After all this trouble, when I could start thinking normally, I look around to know who helped me in the water. I have asked Shumi too, did she hold my hand? She said, no. I couldn't find anyone who tells me that they helped me or asked me whether I'm ok or not.

I have thought about this many times all these years. Who was it? Is it any unknown people? Maybe not, because we were kind of surrounded by our classmates. But no one was near me. As far as I could think. After the incident, Saleh used to say to his other friends that "You guys get drowned at the knee lever water!" I had a doubt about him but never asked. Didn't know what he will think if I asked.

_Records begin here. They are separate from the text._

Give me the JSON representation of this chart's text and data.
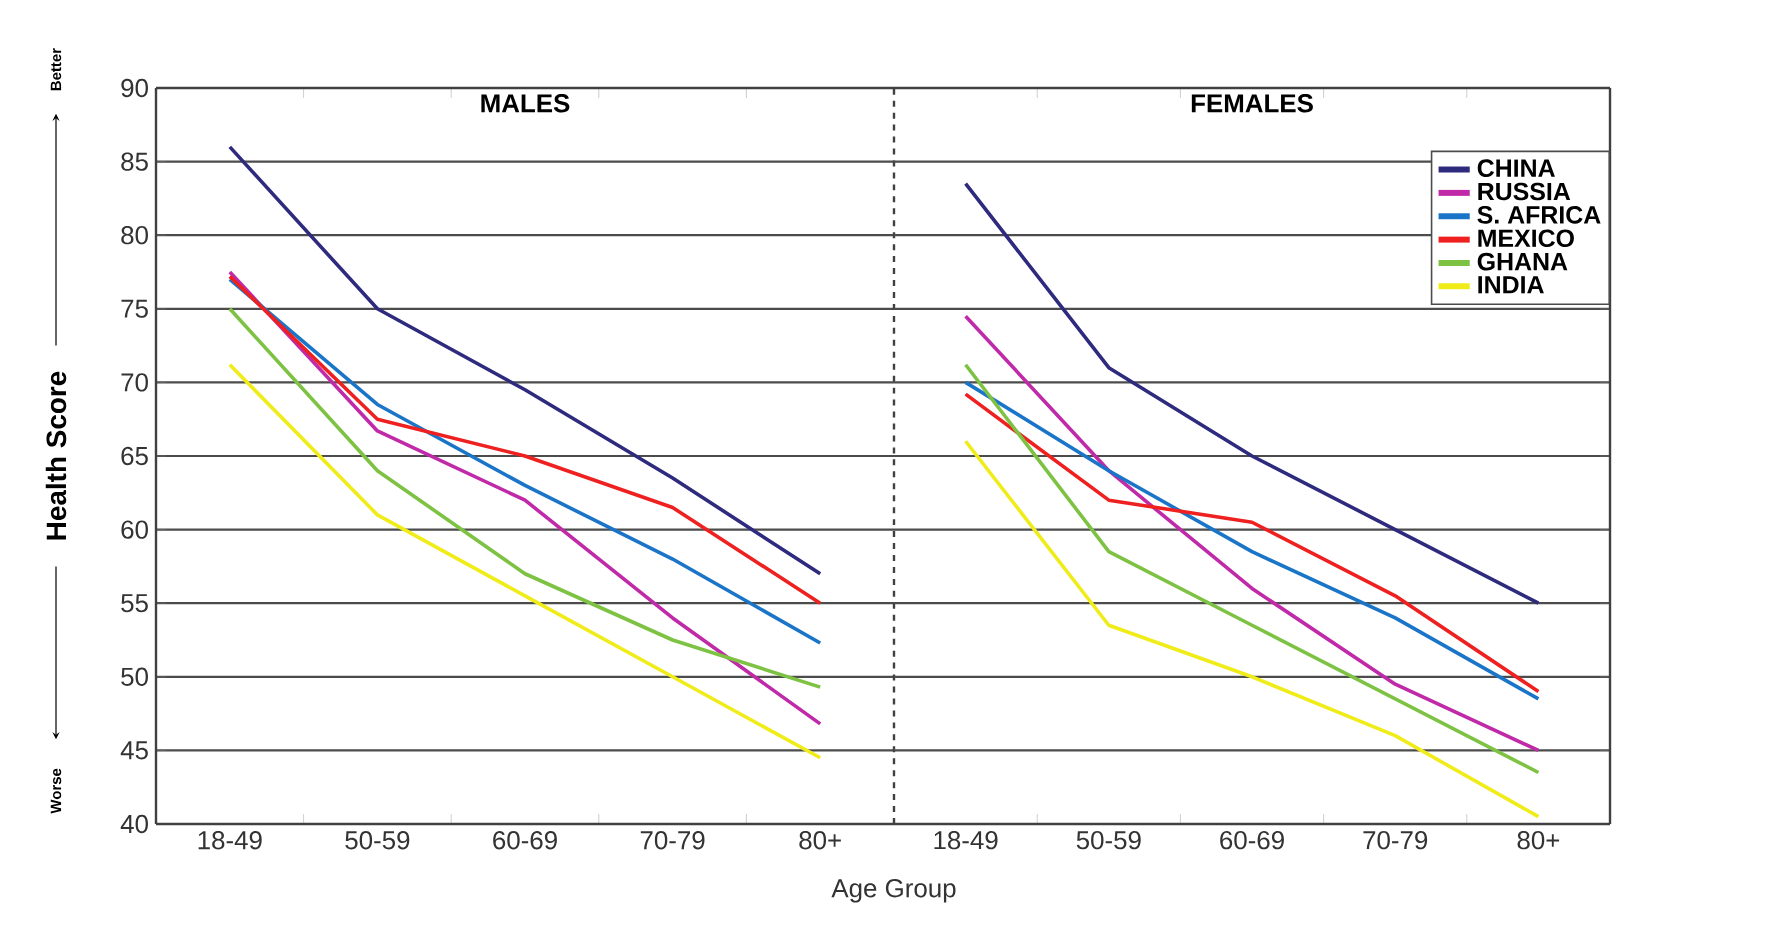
{
  "chart_data": [
    {
      "type": "line",
      "title": "MALES",
      "xlabel": "Age Group",
      "ylabel": "Health Score",
      "annotations": [
        "Better",
        "Worse"
      ],
      "categories": [
        "18-49",
        "50-59",
        "60-69",
        "70-79",
        "80+"
      ],
      "ylim": [
        40,
        90
      ],
      "yticks": [
        40,
        45,
        50,
        55,
        60,
        65,
        70,
        75,
        80,
        85,
        90
      ],
      "grid": "y",
      "series": [
        {
          "color": "#2e2a7e",
          "values": [
            86,
            75,
            69.5,
            63.5,
            57
          ]
        },
        {
          "color": "#c02aa8",
          "values": [
            77.5,
            66.7,
            62,
            54,
            46.8
          ]
        },
        {
          "color": "#1a75c8",
          "values": [
            77,
            68.5,
            63,
            58,
            52.3
          ]
        },
        {
          "color": "#ee2020",
          "values": [
            77.2,
            67.5,
            65,
            61.5,
            55
          ]
        },
        {
          "color": "#7dc242",
          "values": [
            75,
            64,
            57,
            52.5,
            49.3
          ]
        },
        {
          "color": "#f0ec1a",
          "values": [
            71.2,
            61,
            55.5,
            50,
            44.5
          ]
        }
      ]
    },
    {
      "type": "line",
      "title": "FEMALES",
      "categories": [
        "18-49",
        "50-59",
        "60-69",
        "70-79",
        "80+"
      ],
      "ylim": [
        40,
        90
      ],
      "yticks": [
        40,
        45,
        50,
        55,
        60,
        65,
        70,
        75,
        80,
        85,
        90
      ],
      "grid": "y",
      "tick_labels": "x",
      "legend": "top right",
      "series": [
        {
          "name": "CHINA",
          "color": "#2e2a7e",
          "values": [
            83.5,
            71,
            65,
            60,
            55
          ]
        },
        {
          "name": "RUSSIA",
          "color": "#c02aa8",
          "values": [
            74.5,
            64,
            56,
            49.5,
            45
          ]
        },
        {
          "name": "S. AFRICA",
          "color": "#1a75c8",
          "values": [
            70,
            64,
            58.5,
            54,
            48.5
          ]
        },
        {
          "name": "MEXICO",
          "color": "#ee2020",
          "values": [
            69.2,
            62,
            60.5,
            55.5,
            49
          ]
        },
        {
          "name": "GHANA",
          "color": "#7dc242",
          "values": [
            71.2,
            58.5,
            53.5,
            48.5,
            43.5
          ]
        },
        {
          "name": "INDIA",
          "color": "#f0ec1a",
          "values": [
            66,
            53.5,
            50,
            46,
            40.5
          ]
        }
      ]
    }
  ]
}
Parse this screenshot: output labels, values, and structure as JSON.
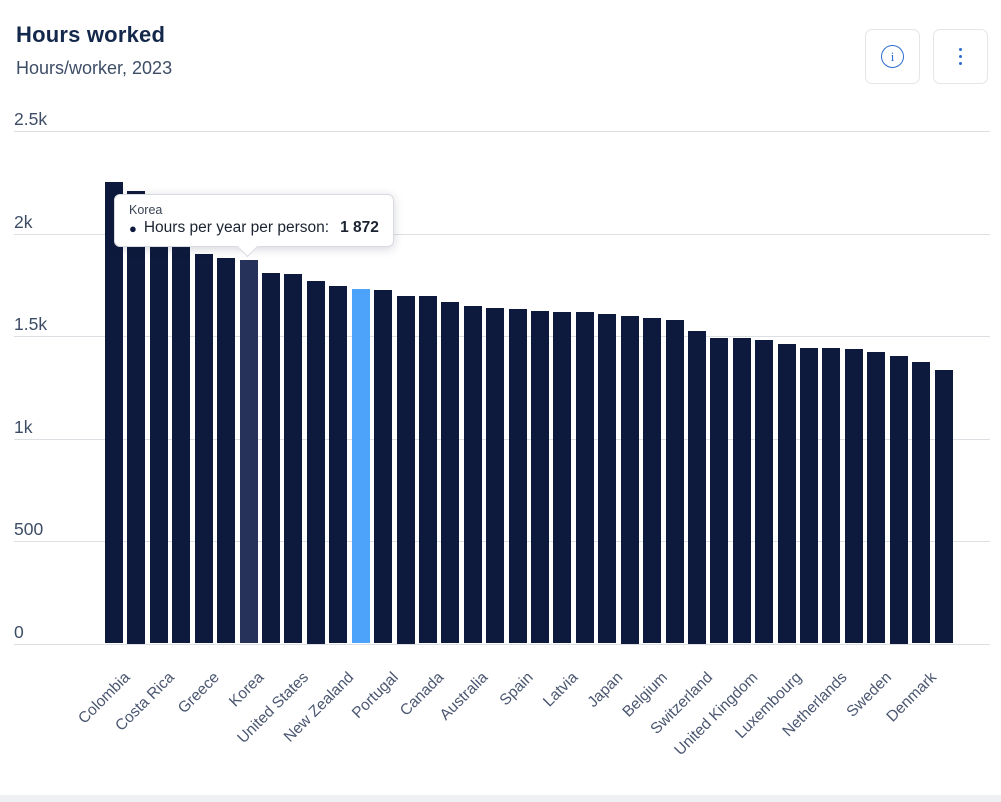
{
  "header": {
    "title": "Hours worked",
    "subtitle": "Hours/worker, 2023",
    "buttons": [
      {
        "name": "info-button",
        "icon": "info-icon",
        "glyph": "i"
      },
      {
        "name": "menu-button",
        "icon": "kebab-menu-icon"
      }
    ]
  },
  "tooltip": {
    "country": "Korea",
    "bullet": "●",
    "metric_label": "Hours per year per person:",
    "value": "1 872"
  },
  "colors": {
    "bar_default": "#0e1a3d",
    "bar_hovered": "#27325a",
    "bar_highlighted": "#4da3fa",
    "gridline": "#dcdfe4",
    "accent_blue": "#2e6ed0",
    "title": "#14284b",
    "axis_text": "#3d4d66"
  },
  "chart_data": {
    "type": "bar",
    "title": "Hours worked",
    "subtitle": "Hours/worker, 2023",
    "xlabel": "",
    "ylabel": "Hours per year per person",
    "ylim": [
      0,
      2500
    ],
    "grid": true,
    "yticks": [
      {
        "value": 2500,
        "label": "2.5k"
      },
      {
        "value": 2000,
        "label": "2k"
      },
      {
        "value": 1500,
        "label": "1.5k"
      },
      {
        "value": 1000,
        "label": "1k"
      },
      {
        "value": 500,
        "label": "500"
      },
      {
        "value": 0,
        "label": "0"
      }
    ],
    "note": "Only every second bar carries a visible country label in the chart; unlabeled bars have label set to empty string. Values estimated from bar heights; Korea value shown in tooltip.",
    "bars": [
      {
        "label": "Colombia",
        "value": 2254,
        "state": "default"
      },
      {
        "label": "",
        "value": 2208,
        "state": "default"
      },
      {
        "label": "Costa Rica",
        "value": 2171,
        "state": "default"
      },
      {
        "label": "",
        "value": 1953,
        "state": "default"
      },
      {
        "label": "Greece",
        "value": 1901,
        "state": "default"
      },
      {
        "label": "",
        "value": 1880,
        "state": "default"
      },
      {
        "label": "Korea",
        "value": 1872,
        "state": "hovered"
      },
      {
        "label": "",
        "value": 1807,
        "state": "default"
      },
      {
        "label": "United States",
        "value": 1804,
        "state": "default"
      },
      {
        "label": "",
        "value": 1769,
        "state": "default"
      },
      {
        "label": "New Zealand",
        "value": 1743,
        "state": "default"
      },
      {
        "label": "",
        "value": 1732,
        "state": "highlighted"
      },
      {
        "label": "Portugal",
        "value": 1727,
        "state": "default"
      },
      {
        "label": "",
        "value": 1696,
        "state": "default"
      },
      {
        "label": "Canada",
        "value": 1694,
        "state": "default"
      },
      {
        "label": "",
        "value": 1667,
        "state": "default"
      },
      {
        "label": "Australia",
        "value": 1646,
        "state": "default"
      },
      {
        "label": "",
        "value": 1636,
        "state": "default"
      },
      {
        "label": "Spain",
        "value": 1631,
        "state": "default"
      },
      {
        "label": "",
        "value": 1623,
        "state": "default"
      },
      {
        "label": "Latvia",
        "value": 1618,
        "state": "default"
      },
      {
        "label": "",
        "value": 1617,
        "state": "default"
      },
      {
        "label": "Japan",
        "value": 1606,
        "state": "default"
      },
      {
        "label": "",
        "value": 1598,
        "state": "default"
      },
      {
        "label": "Belgium",
        "value": 1588,
        "state": "default"
      },
      {
        "label": "",
        "value": 1577,
        "state": "default"
      },
      {
        "label": "Switzerland",
        "value": 1525,
        "state": "default"
      },
      {
        "label": "",
        "value": 1493,
        "state": "default"
      },
      {
        "label": "United Kingdom",
        "value": 1490,
        "state": "default"
      },
      {
        "label": "",
        "value": 1483,
        "state": "default"
      },
      {
        "label": "Luxembourg",
        "value": 1463,
        "state": "default"
      },
      {
        "label": "",
        "value": 1444,
        "state": "default"
      },
      {
        "label": "Netherlands",
        "value": 1441,
        "state": "default"
      },
      {
        "label": "",
        "value": 1438,
        "state": "default"
      },
      {
        "label": "Sweden",
        "value": 1422,
        "state": "default"
      },
      {
        "label": "",
        "value": 1403,
        "state": "default"
      },
      {
        "label": "Denmark",
        "value": 1373,
        "state": "default"
      },
      {
        "label": "",
        "value": 1333,
        "state": "default"
      }
    ]
  }
}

After all these years, recently I asked him. Did he know that I drowned at the Bay of Bengal? He replied, Yes.

Me, "Was it you, who saved me?"

Saleh, with a big smile "Yes, it was me"

Oh Allah, and I didn't know. You are the only person I guess who noticed that I get drowned. Thank you, my friend. From the bottom of my heart, I salute you.